Peintre allemand (Krefeld 1880 –Kalkar 1940).

Il se forme à Düsseldorf, à Munich et à Stuttgart, où il fut le brillant élève de Leopold von Kalchreuth. Après avoir séjourné trois ans en Belgique, à la colonie des futurs expressionnistes belges de Laethem-Saint-Martin, il s'installe en 1911 à Schloss Dilborn, sur le Rhin, où il demeurera pendant près de trente ans. En 1912-13, il exécute, pour Edwin Suermondt, un cycle de 6 peintures murales destinées au château de Drove, près de Düren (auj. à Krefeld, Kaiser Wilhelm Museum) et, en 1925, des mosaïques pour les salles de l'exposition Gesolei à Düsseldorf. Nommé professeur à l'Académie de cette même ville, il y enseigne aux côtés de Klee et de Campendonk. Relevé de ses fonctions en 1937, il se fixa à Kalkar.

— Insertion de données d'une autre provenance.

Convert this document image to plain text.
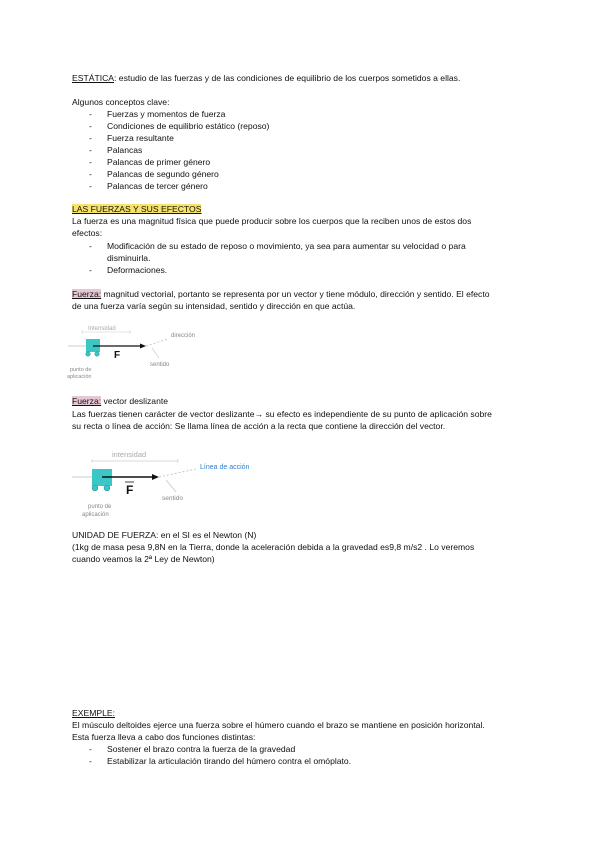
ESTÁTICA: estudio de las fuerzas y de las condiciones de equilibrio de los cuerpos sometidos a ellas.

Algunos conceptos clave:

- Fuerzas y momentos de fuerza
- Condiciones de equilibrio estático (reposo)
- Fuerza resultante
- Palancas
- Palancas de primer género
- Palancas de segundo género
- Palancas de tercer género

LAS FUERZAS Y SUS EFECTOS

La fuerza es una magnitud física que puede producir sobre los cuerpos que la reciben unos de estos dos

efectos:

- Modificación de su estado de reposo o movimiento, ya sea para aumentar su velocidad o para
disminuirla.
- Deformaciones.

Fuerza: magnitud vectorial, portanto se representa por un vector y tiene módulo, dirección y sentido. El efecto

de una fuerza varía según su intensidad, sentido y dirección en que actúa.

Intensidad
dirección
F
sentido
punto de
aplicación

Fuerza: vector deslizante

Las fuerzas tienen carácter de vector deslizante→ su efecto es independiente de su punto de aplicación sobre

su recta o línea de acción: Se llama línea de acción a la recta que contiene la dirección del vector.

intensidad
Línea de acción
F
sentido
punto de
aplicación

UNIDAD DE FUERZA: en el SI es el Newton (N)

(1kg de masa pesa 9,8N en la Tierra, donde la aceleración debida a la gravedad es9,8 m/s2 . Lo veremos

cuando veamos la 2ª Ley de Newton)

EXEMPLE:

El músculo deltoides ejerce una fuerza sobre el húmero cuando el brazo se mantiene en posición horizontal.

Esta fuerza lleva a cabo dos funciones distintas:

- Sostener el brazo contra la fuerza de la gravedad
- Estabilizar la articulación tirando del húmero contra el omóplato.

   Nauen, qui, influencé d'abord par Van Gogh, avait privilégié l'expression, se rapprocha, au contact de Matisse, d'un fauvisme modéré. En raison de son coloris éclatant, Nauen fut maintes fois qualifié d'" expressionniste rhénan " (le Bois à l'automne, v. 1911, musée de Bonn). Il est en fait un artiste à la recherche du " rapport naturel des choses ", ainsi qu'il le dit lui-même. Les arbres et les fleurs du parc de Dilborn, sa source d'inspiration inépuisable, lui permirent d'étudier à loisir les lois de la composition et l'harmonie des couleurs. Nauen est principalement représenté dans les musées de Düsseldorf, Krefeld (Kaiser Wilhelm Museum), Hagen (Portrait de Rolfs, 1919) et Mönchengladbach.

Nauman (Bruce)

Artiste américain (Fort Wayne, Indiana, 1941).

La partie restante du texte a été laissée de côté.